Someone would still need to check the email account (I can do that, but it can be "communal" too, since it's sole purpose is forum registrations), but I think it'll be much easier than trying to keep the flood of spam accounts at bay. I think it was that flood that prompted Peter Stock to switch to the self-authorisation and queued post approval about a year ago. If the flow increases too much, we register a new email account and abandon the old to google..... (changing the forum thread to reflect the new email address).
That's the best benefit - it shifts the flood of new information to another server, as well as limiting that flood in the first place.
2) Revert to Admin account approval before posting is allowed.
We could probably cope with sifting through 10 or so new accounts daily (maybe up to 50 per day short term), if the forum registrations setting is reverted back to the admin approval requirement of old. But a couple of days ago, one spammer registered 25 accounts all at once, so if we leave a crack open, it'll be forced wider.
I'm happy to give this a go, watching and seeing if it is manageable, if this is the preferred option.
Although, 14 minutes for the first hit...... I'm worried....
3) Permissions of user groups - allow new users to PM, but not post.
New users are rare, but not extinct. As SketchyGalore and Reuben have proven over the past month. Their ability to PM proved invaluable to their approval.
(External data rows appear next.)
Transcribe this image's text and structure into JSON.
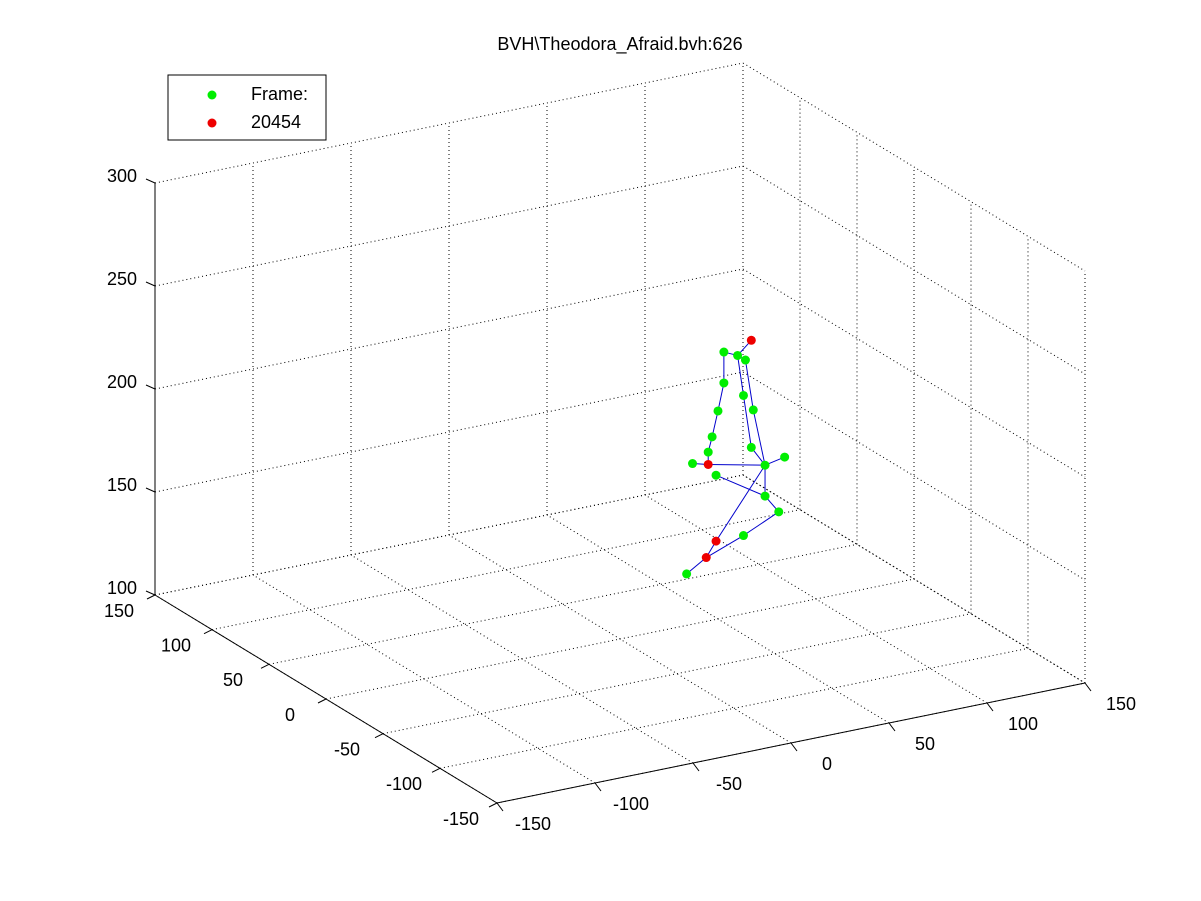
{
  "chart_data": {
    "type": "scatter3d",
    "title": "BVH\\Theodora_Afraid.bvh:626",
    "xlim": [
      -150,
      150
    ],
    "xticks": [
      -150,
      -100,
      -50,
      0,
      50,
      100,
      150
    ],
    "ylim": [
      -150,
      150
    ],
    "yticks": [
      -150,
      -100,
      -50,
      0,
      50,
      100,
      150
    ],
    "zlim": [
      100,
      300
    ],
    "zticks": [
      100,
      150,
      200,
      250,
      300
    ],
    "grid": true,
    "legend": "upper left",
    "line_color": "#0000cc",
    "series": [
      {
        "name": "Frame:",
        "color": "#00ee00",
        "x": [
          53,
          60,
          64,
          53,
          63,
          50,
          68,
          47,
          67,
          45,
          37,
          49,
          74,
          84,
          74,
          81,
          63,
          34
        ],
        "y": [
          0,
          0,
          0,
          0,
          0,
          0,
          0,
          0,
          0,
          0,
          0,
          0,
          0,
          0,
          0,
          0,
          0,
          0
        ],
        "values": [
          229,
          226,
          223,
          214,
          206,
          201,
          198,
          189,
          180,
          182,
          178,
          170,
          170,
          172,
          155,
          146,
          138,
          125
        ]
      },
      {
        "name": "20454",
        "color": "#ee0000",
        "x": [
          67,
          45,
          49,
          44
        ],
        "y": [
          0,
          0,
          0,
          0
        ],
        "values": [
          232,
          176,
          138,
          131
        ]
      }
    ]
  }
}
The further possibility is to add a new user group, with permissions to PM only, and not submit posts. Any new account registrations go in there. Peter Stock said he wasn't flooded with PMs even though his forum thread to new users said to do so.
Or, that if new users by default go to the "registered users" group, then the existing members get shifted to an "approved user" group with posting permissions, and the registered users group is denied.
4) move home, or software
Or, we shift to Andrew's server, as he says he has no trouble at all with spam registrations.....
Does smf have better anti-spam properties? I have no idea about this one.....
It's lovely to have the problem of having to choose.
But I'm not the expert here, so whatever PeterT, Andrew, and probably PeterS think would work best, I'll go with.
I have the time to admin for the foreseeable future (ie volunteering for all of the above). So don't worry about it being neglected. I'll shout if / when that time comes.